When you have a child with a severe language delay (including a complete absence of spoken language, such as Anna has), every grunt, every little sound, is so much more exciting. With Leah, she met most of her milestones early, or at the very least, right-on-time. But with Anna, most were delayed, and some she still has not met. So when she does make a new sound, we’re thrilled. We’re excited to see her climbing on the table, pestering her sister, and trying to show affection to her brother. It’s absolutely exhilarating when she meets a new milestone, as meager as it may seem. And you learn to appreciate the little things. Her bending down to sit on the ground may be annoying when you’re trying to walk somewhere, but knowing that she didn’t do that six months ago, hardly ever bending her knees, is exciting. And her taking the initiative to walk up a step without prompting or supporting? Absolutely incredible. When you have a child with special needs, you learn to appreciate and see the value in each and every seemingly minor milestone.

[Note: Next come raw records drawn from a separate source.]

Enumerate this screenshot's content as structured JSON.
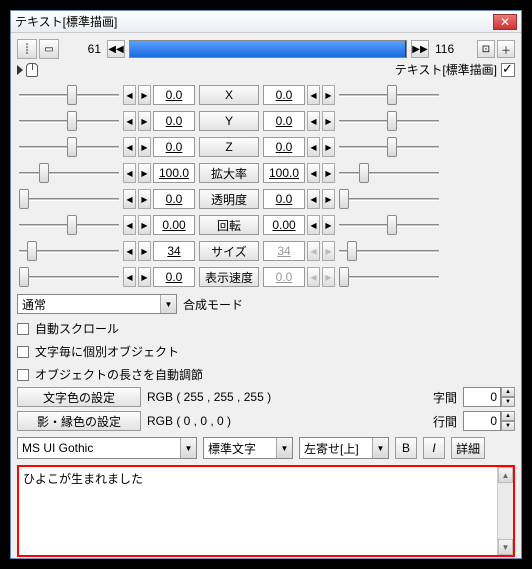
{
  "window": {
    "title": "テキスト[標準描画]"
  },
  "timeline": {
    "start": "61",
    "end": "116"
  },
  "header2": {
    "label": "テキスト[標準描画]",
    "checked": true
  },
  "params": [
    {
      "name": "X",
      "left": "0.0",
      "right": "0.0",
      "thumbL": 48,
      "thumbR": 48
    },
    {
      "name": "Y",
      "left": "0.0",
      "right": "0.0",
      "thumbL": 48,
      "thumbR": 48
    },
    {
      "name": "Z",
      "left": "0.0",
      "right": "0.0",
      "thumbL": 48,
      "thumbR": 48
    },
    {
      "name": "拡大率",
      "left": "100.0",
      "right": "100.0",
      "thumbL": 20,
      "thumbR": 20
    },
    {
      "name": "透明度",
      "left": "0.0",
      "right": "0.0",
      "thumbL": 0,
      "thumbR": 0
    },
    {
      "name": "回転",
      "left": "0.00",
      "right": "0.00",
      "thumbL": 48,
      "thumbR": 48
    },
    {
      "name": "サイズ",
      "left": "34",
      "right": "34",
      "thumbL": 8,
      "thumbR": 8,
      "dis": true
    },
    {
      "name": "表示速度",
      "left": "0.0",
      "right": "0.0",
      "thumbL": 0,
      "thumbR": 0,
      "dis": true
    }
  ],
  "blend": {
    "label": "合成モード",
    "value": "通常"
  },
  "checks": {
    "autoscroll": "自動スクロール",
    "perchar": "文字毎に個別オブジェクト",
    "autolen": "オブジェクトの長さを自動調節"
  },
  "colors": {
    "text_btn": "文字色の設定",
    "text_rgb": "RGB ( 255 , 255 , 255 )",
    "shadow_btn": "影・縁色の設定",
    "shadow_rgb": "RGB ( 0 , 0 , 0 )",
    "spacing_lbl": "字間",
    "spacing_val": "0",
    "leading_lbl": "行間",
    "leading_val": "0"
  },
  "font": {
    "family": "MS UI Gothic",
    "weight": "標準文字",
    "align": "左寄せ[上]",
    "bold": "B",
    "italic": "I",
    "detail": "詳細"
  },
  "textarea": {
    "value": "ひよこが生まれました"
  }
}
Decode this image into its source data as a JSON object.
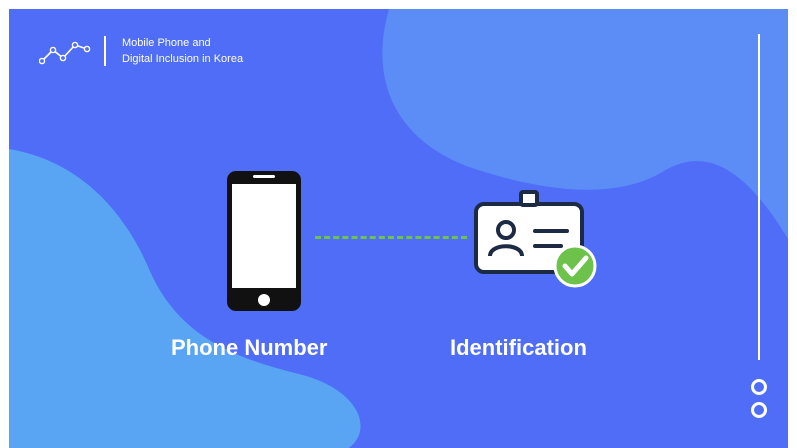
{
  "header": {
    "title_line1": "Mobile Phone and",
    "title_line2": "Digital Inclusion in Korea",
    "logo_icon": "trend-line-icon"
  },
  "diagram": {
    "left_label": "Phone Number",
    "right_label": "Identification",
    "left_icon": "smartphone-icon",
    "right_icon": "id-card-verified-icon",
    "connector_color": "#6cc24a"
  },
  "colors": {
    "background": "#4f6df6",
    "blob_upper": "#5c8cf6",
    "blob_lower": "#5aa8f2",
    "check": "#6cc24a",
    "text": "#ffffff"
  },
  "navigation": {
    "dots": [
      "slide-dot-1",
      "slide-dot-2"
    ]
  }
}
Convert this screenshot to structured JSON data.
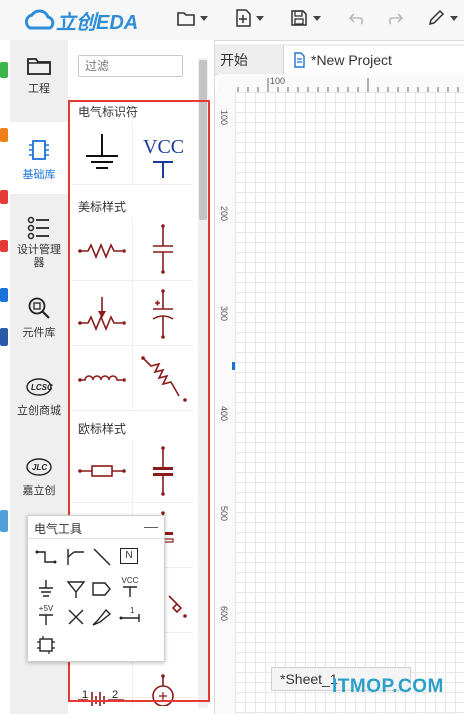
{
  "app": {
    "logo_text": "立创EDA"
  },
  "nav": {
    "items": [
      {
        "label": "工程",
        "icon": "folder-icon"
      },
      {
        "label": "基础库",
        "icon": "chip-icon",
        "active": true
      },
      {
        "label": "设计管理器",
        "icon": "list-tree-icon"
      },
      {
        "label": "元件库",
        "icon": "component-search-icon"
      },
      {
        "label": "立创商城",
        "icon": "lcsc-logo-icon"
      },
      {
        "label": "嘉立创",
        "icon": "jlc-logo-icon"
      }
    ]
  },
  "library": {
    "filter_placeholder": "过滤",
    "sections": [
      {
        "title": "电气标识符"
      },
      {
        "title": "美标样式"
      },
      {
        "title": "欧标样式"
      }
    ],
    "vcc_text": "VCC"
  },
  "tabs": [
    {
      "label": "开始"
    },
    {
      "label": "*New Project"
    }
  ],
  "ruler": {
    "top_tick": "100",
    "left_ticks": [
      "100",
      "200",
      "300",
      "400",
      "500",
      "600"
    ]
  },
  "sheet": {
    "label": "*Sheet_1"
  },
  "watermark": "ITMOP.COM",
  "electrical_tools": {
    "title": "电气工具",
    "minimize_label": "—",
    "net_label_text": "N",
    "vcc_label": "VCC",
    "power_label": "+5V",
    "bus_label": "1"
  },
  "colors": {
    "accent": "#1a73d9",
    "highlight_box": "#e53935",
    "symbol": "#8b1a1a"
  }
}
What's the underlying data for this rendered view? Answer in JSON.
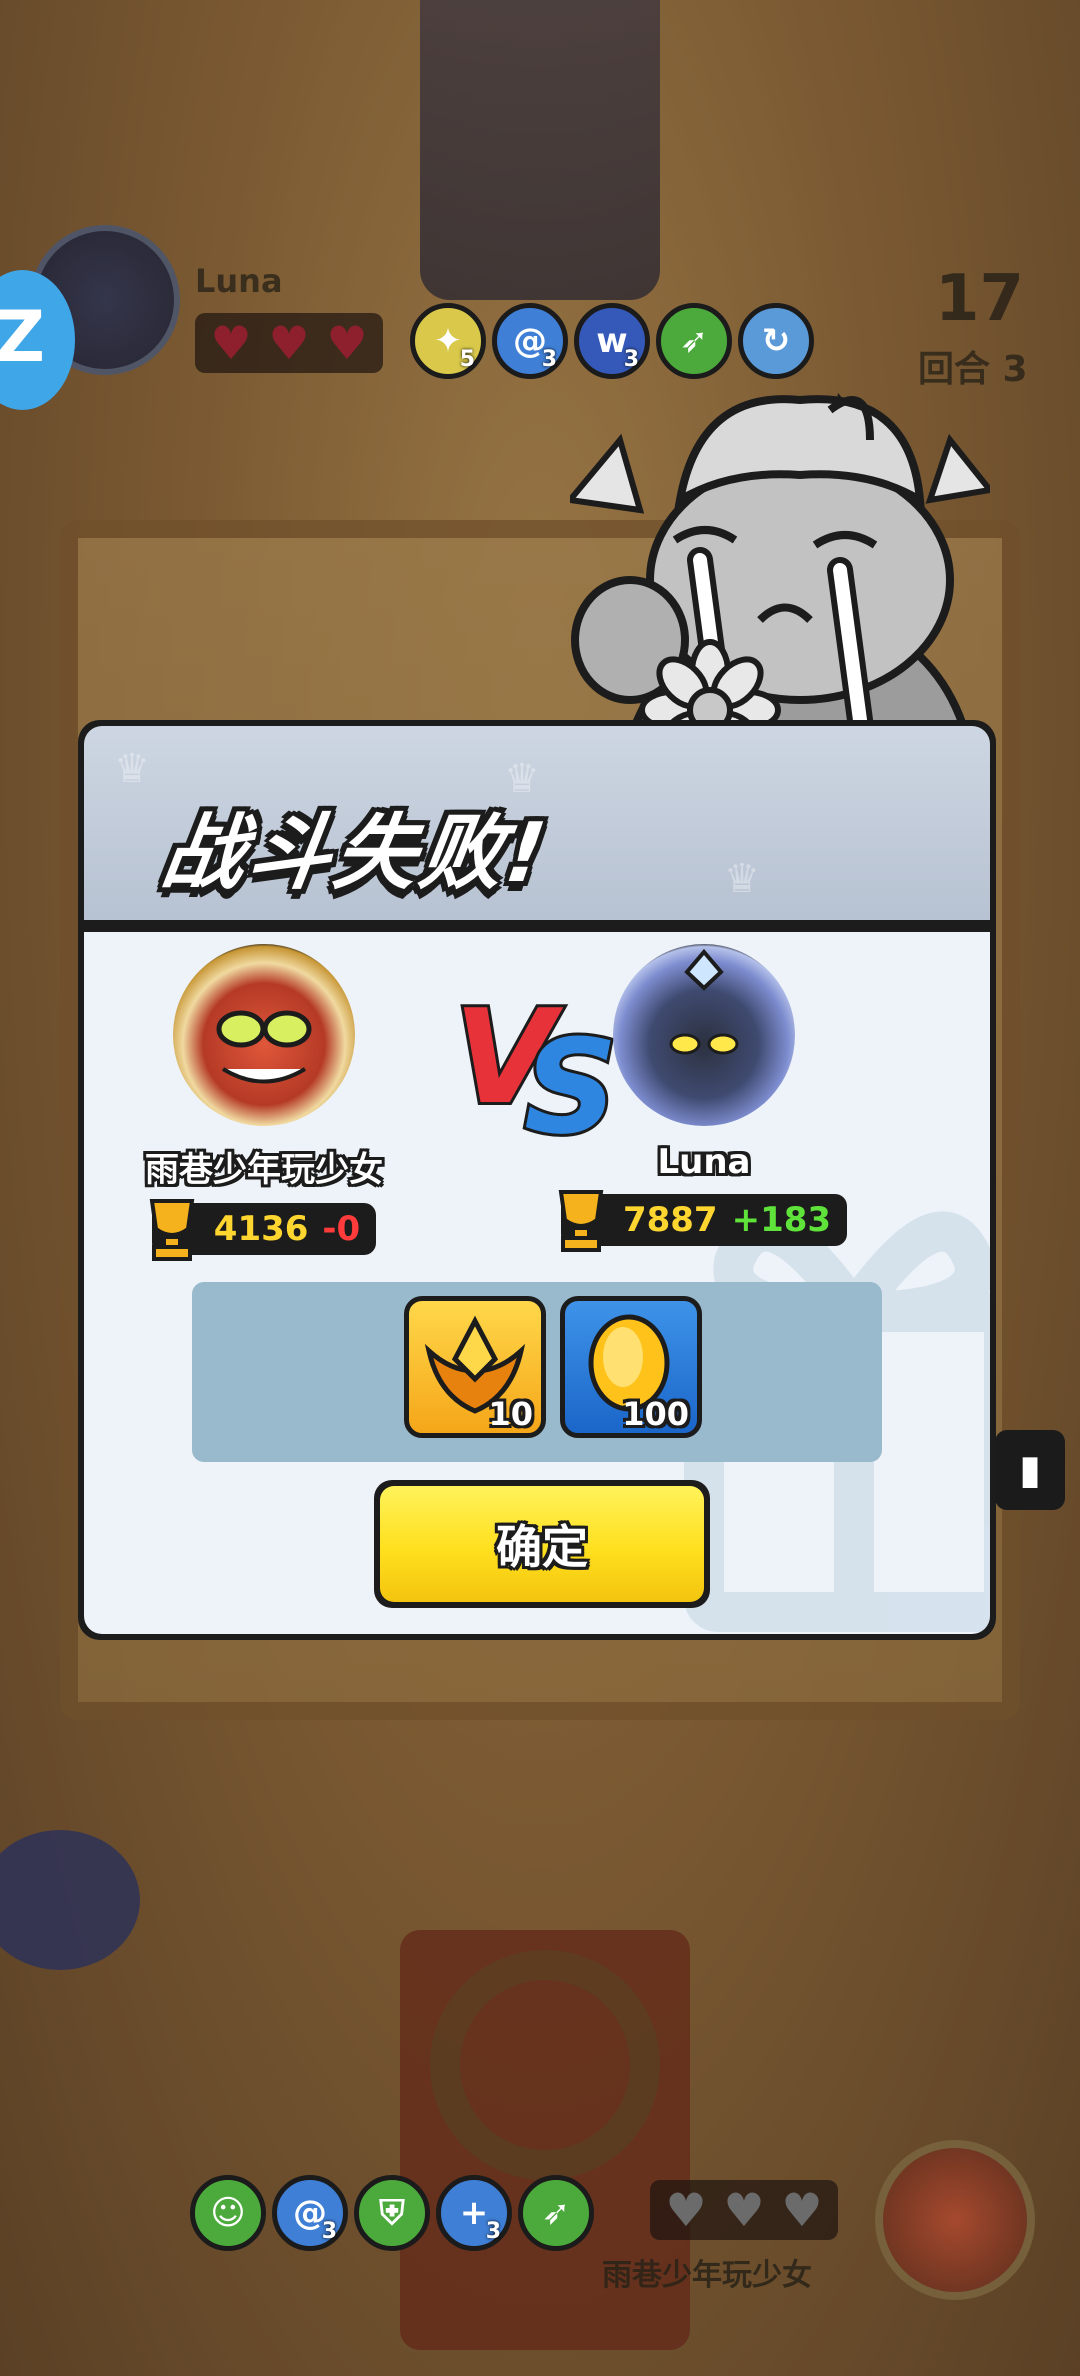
{
  "hud_top": {
    "opponent_name": "Luna",
    "hearts": [
      "heart",
      "heart",
      "heart"
    ],
    "skills": [
      {
        "icon": "boost-icon",
        "count": "5",
        "color": "#d9c84a"
      },
      {
        "icon": "swirl-icon",
        "count": "3",
        "color": "#3f7fd6"
      },
      {
        "icon": "claw-icon",
        "count": "3",
        "color": "#3559b8"
      },
      {
        "icon": "arrow-icon",
        "count": "",
        "color": "#4caa3c"
      },
      {
        "icon": "spin-icon",
        "count": "",
        "color": "#5b9ad8"
      }
    ],
    "turn_number": "17",
    "turn_label": "回合 3",
    "side_tab_glyph": "Z"
  },
  "dialog": {
    "title": "战斗失败!",
    "left_player": {
      "name": "雨巷少年玩少女",
      "trophies": "4136",
      "delta": "-0"
    },
    "right_player": {
      "name": "Luna",
      "trophies": "7887",
      "delta": "+183"
    },
    "vs_text": "VS",
    "rewards": [
      {
        "icon": "winged-badge-icon",
        "count": "10"
      },
      {
        "icon": "gold-coin-icon",
        "count": "100"
      }
    ],
    "confirm_label": "确定"
  },
  "hud_bottom": {
    "player_name": "雨巷少年玩少女",
    "hearts": [
      "heart",
      "heart",
      "heart"
    ],
    "skills": [
      {
        "icon": "yolo-icon",
        "count": "",
        "color": "#4caa3c"
      },
      {
        "icon": "swirl-icon",
        "count": "3",
        "color": "#3f7fd6"
      },
      {
        "icon": "shield-icon",
        "count": "",
        "color": "#4caa3c"
      },
      {
        "icon": "plus-icon",
        "count": "3",
        "color": "#3f7fd6"
      },
      {
        "icon": "arrow-icon",
        "count": "",
        "color": "#4caa3c"
      }
    ]
  },
  "colors": {
    "confirm_yellow": "#ffe01e",
    "loss_red": "#ff3b3b",
    "gain_green": "#5fe23a",
    "trophy_gold": "#ffd630"
  }
}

Well, that’s about all I have for now. I hope that some of you were inspired to be aware of the needs of children with Autism, or that perhaps you thought of a new way to support a family with special needs. Or maybe you simply thought it was interesting to note the differences between an ASD family and a typical family. For us, this has become our everyday life. It has its challenges, set-backs, and annoyances; but it’s our life now, and we are so blessed by it.